Böyle bir ortamı muhalefet siyasi fırsata dönüştüremiyor.
Son yılların en önemli söylemi olan erken seçimi artık dillendirmiyor.
Bir eken seçim bu ülkeye nefes aldırır.
Onlar ne söylerse söylesinler, yönetimin yorulduğu apaçık ortada.
Nedenleri tartışılsa da yönetim piyasalara söz geçiremiyor.
Cumhurbaşkanlığı hükümet sisteminin ülkeyi bu hale getirdiği görüşü gitgide güçleniyor. Yine onların dediği gibi bir tesadüf olsa da ülke yönetiminde yapılan sistem değişikliğiyle birlikte ekonomik gidişatın bozulması ve sonunda geminin karaya oturması sistem değişikliğini sorgulanır hale getiriyor.
Eski Türkiye'de de krizler yaşandı ancak bu kadar derin olmadı. Gerçekleşen devalüasyon rakamları bunu çok net gösteriyor. Öyleyse yeni yönetim modeli ülkeyi bu noktaya getirdi diyor hemen herkes.

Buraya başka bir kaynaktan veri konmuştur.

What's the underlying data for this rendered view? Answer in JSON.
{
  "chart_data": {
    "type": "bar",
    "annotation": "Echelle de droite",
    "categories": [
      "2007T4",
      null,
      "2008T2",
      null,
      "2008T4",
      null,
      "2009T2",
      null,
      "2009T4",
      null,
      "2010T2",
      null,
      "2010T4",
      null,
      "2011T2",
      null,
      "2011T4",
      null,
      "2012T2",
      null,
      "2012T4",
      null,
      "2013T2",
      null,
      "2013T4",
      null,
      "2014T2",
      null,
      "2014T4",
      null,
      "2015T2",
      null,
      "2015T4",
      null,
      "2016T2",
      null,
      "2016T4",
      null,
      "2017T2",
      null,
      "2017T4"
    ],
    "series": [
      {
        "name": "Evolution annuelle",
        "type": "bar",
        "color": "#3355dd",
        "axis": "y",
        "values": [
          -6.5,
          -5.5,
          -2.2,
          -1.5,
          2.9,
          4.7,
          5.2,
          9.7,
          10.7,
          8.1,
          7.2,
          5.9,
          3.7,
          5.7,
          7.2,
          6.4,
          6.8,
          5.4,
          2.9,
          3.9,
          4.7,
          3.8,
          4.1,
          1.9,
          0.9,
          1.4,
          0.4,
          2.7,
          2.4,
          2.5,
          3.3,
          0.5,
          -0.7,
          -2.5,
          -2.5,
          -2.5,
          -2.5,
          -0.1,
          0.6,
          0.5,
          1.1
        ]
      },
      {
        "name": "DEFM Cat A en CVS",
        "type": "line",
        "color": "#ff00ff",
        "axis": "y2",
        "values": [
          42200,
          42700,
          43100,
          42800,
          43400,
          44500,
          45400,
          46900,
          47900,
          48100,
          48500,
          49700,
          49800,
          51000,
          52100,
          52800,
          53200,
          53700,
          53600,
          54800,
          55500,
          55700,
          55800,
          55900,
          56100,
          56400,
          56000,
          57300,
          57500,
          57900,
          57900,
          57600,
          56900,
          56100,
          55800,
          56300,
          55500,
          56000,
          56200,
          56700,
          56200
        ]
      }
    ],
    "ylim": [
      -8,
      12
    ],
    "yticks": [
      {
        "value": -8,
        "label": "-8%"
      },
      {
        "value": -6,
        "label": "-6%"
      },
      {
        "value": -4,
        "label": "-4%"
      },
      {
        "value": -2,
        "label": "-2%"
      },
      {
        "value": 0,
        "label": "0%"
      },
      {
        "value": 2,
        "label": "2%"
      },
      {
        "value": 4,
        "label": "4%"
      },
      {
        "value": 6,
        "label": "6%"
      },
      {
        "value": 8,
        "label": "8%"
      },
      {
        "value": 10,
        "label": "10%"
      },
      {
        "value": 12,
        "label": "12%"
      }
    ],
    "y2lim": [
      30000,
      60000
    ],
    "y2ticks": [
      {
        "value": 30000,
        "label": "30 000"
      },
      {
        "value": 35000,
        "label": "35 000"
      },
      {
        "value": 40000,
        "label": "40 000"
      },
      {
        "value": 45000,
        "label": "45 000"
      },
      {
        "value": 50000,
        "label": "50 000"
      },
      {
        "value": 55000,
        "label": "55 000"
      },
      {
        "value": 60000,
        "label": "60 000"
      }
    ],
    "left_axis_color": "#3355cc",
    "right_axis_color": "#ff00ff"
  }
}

Türkiye'nin bu yorgun yönetimden kurtulması, yeni siyasi söylemlerle umut olabilecek farklı bir yapılanmaya ihtiyacı var. Bunu da sağlayacak olan muhalefettir.
Her ne kadar “ekonomi gözlerdeki ışıltıdır” deseler de ekonomi umut ve güvendir.
Yeni bir yönetim ve yönetici bu ülkede umut olabilir.
Bu umut da güveni sağlamanın ilk adımlarını hayata geçirebilir.
Ben buna 2001 ruhu diyorum. Türkiye'nin yeni bir 2001 ruhuna ihtiyacı var.
Bu da seçimle gerçekleşir. Kaldı ki yönetimin bile muhalefeti beklemeden bir erken seçim kararı alarak ülkenin önünü açma girişiminde bulunması lazımdır. Mevcut yönetim kazanırsa güven tazeleyerek yoluna daha emin adımlarla devam eder.
Mevcut yönetin kazanamazsa gelen yönetim umut olur ve her durumda ülke kazanır.
Son dönemde pek de dillendirmediği erkek seçim söylemini muhalefet yeniden gündemine almalı.
Enkaz devralmaktan korkmamalı!
Türkiye Cumhuriyeti bir enkazdan doğdu. Gerektiğinde enkazdan yeni bir ülke yaratılmalı. Daha önemlisi yönetim bir an önce erken seçime giderek halkıyla yüzleşmeli.
Yönetim de halkıyla yüzleşmekten korkmamalı. Cesur kararlara ihtiyacımız var.